Quasi tutto. Perché poi le domande che ci chiamano ad essere responsabili arrivano e ci lasciano spaesati. Per qualcuno è un’occasione per riflettere e cominciare un cammino forse nuovo o forse interrotto anni prima. Per altri è solo un’ombra fastidiosa da scrollarsi di dosso il più in fretta possibile.
Di fronte al dialogo quasi surreale raccontatomi da mia moglie mi sono tornate alla memoria le parole di Jean Guitton in Lettera a un bimbo:
Da vecchio ho imparato, troppo tardi, senza alcun dubbio, che ci si arricchisce vivendo con un bimbo. Soprattutto se si chiede al bimbo di fare delle domande. Ho fatto visita a un celebre filosofo tedesco che si chiama Heidegger.
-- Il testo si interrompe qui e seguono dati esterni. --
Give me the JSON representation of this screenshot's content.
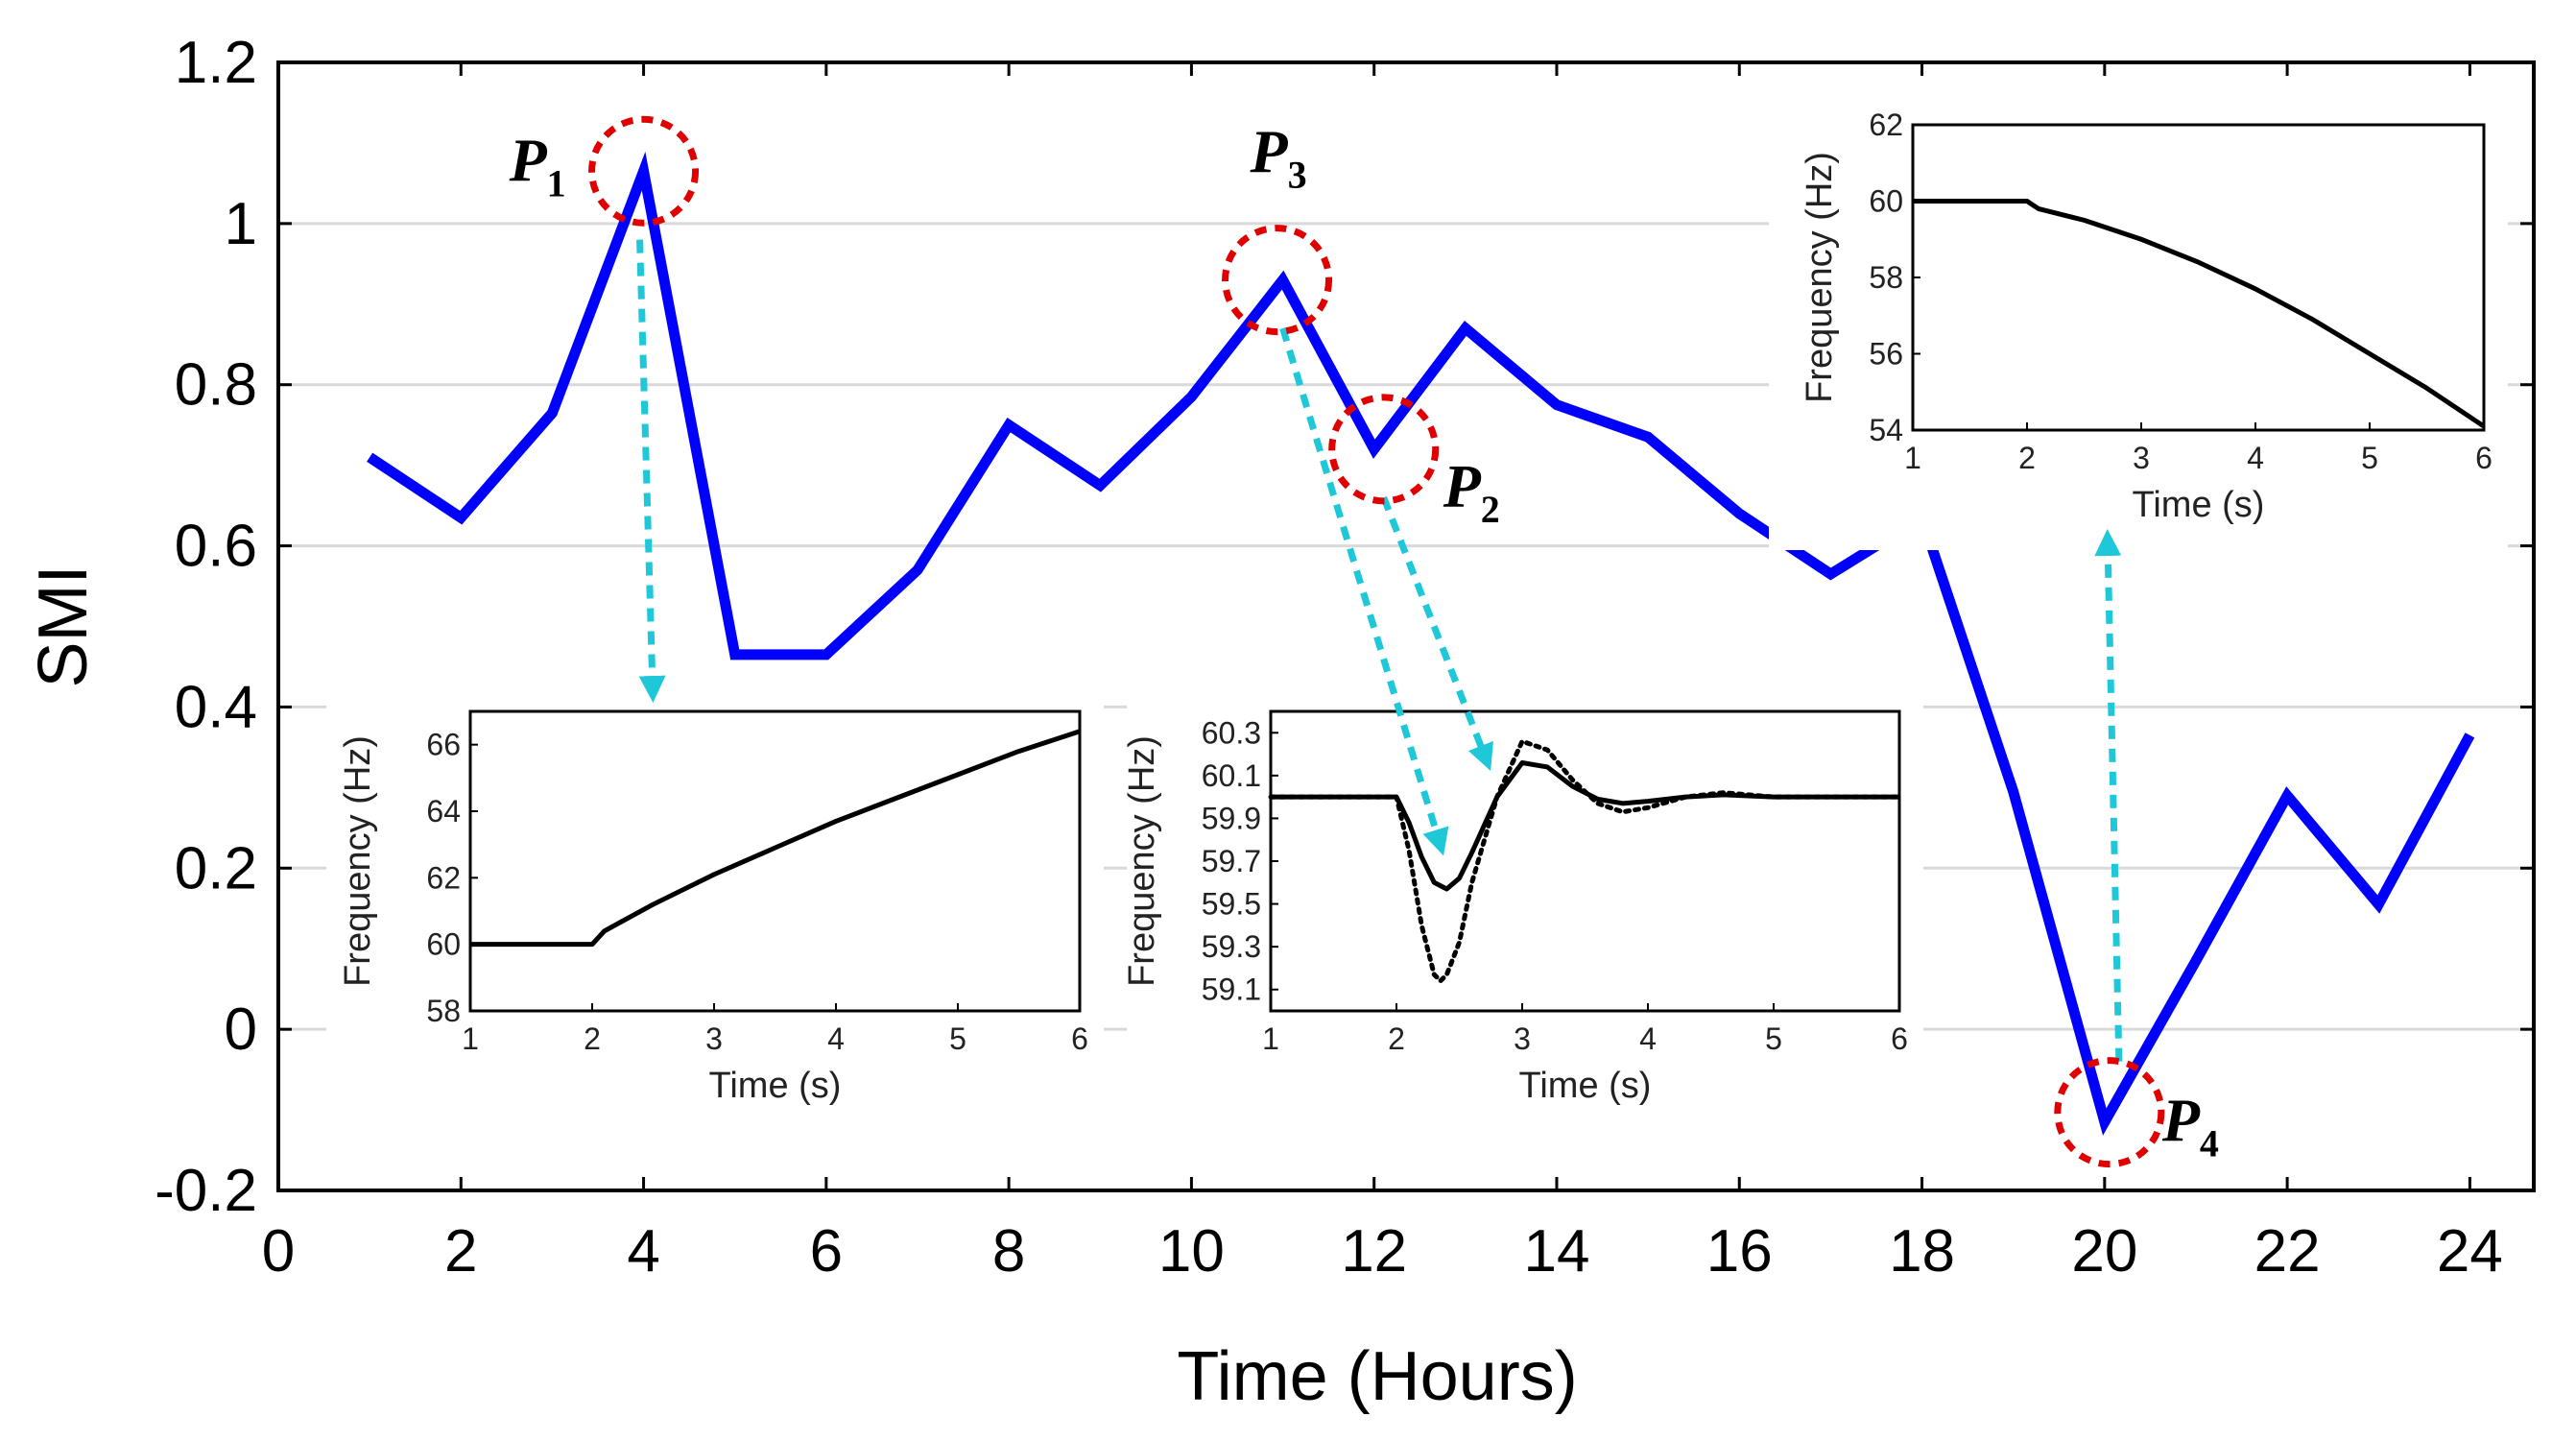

A quel tempo viveva in una baita da eremita e in mezzo a quella campagna coperta di neve, Heidegger mi diede questo consiglio: “Se vuol progredire, tanto in filosofia quanto in religione, si faccia porre domande da un bambino. Non potrà rispondergli sempre, ma le farà scoprire la verità: perché il Vero è sempre velato. Il bambino toglie il velo”.
Essere responsabili significa essere capaci di rispondere. Da genitori, sforzarsi di farlo è il minimo. Con le parole, la propria vita quotidiana, i sentimenti. C’è tutto un universo di valori e di verità che aspettano di essere conquistati e trasmessi. Se li lasciamo sempre in secondo piano rischiano di evaporare e diventare sempre più evanescenti.
Concludo con l’augurio di Guitton:
Ti guardo con tenerezza, con timore, con speranza. Perché io sono il passato e tu l’avvenire. Sarai forse tu, piccolo, a rinnovare la gioia della terra. Per questo dovresti rimanere “piccolo”. Crescendo, dovresti rimanere bambino. Allora sarai un poeta, sarai un artista. Sarai fra coloro che la gente ammira perché hanno conservato il fascino dell’infanzia.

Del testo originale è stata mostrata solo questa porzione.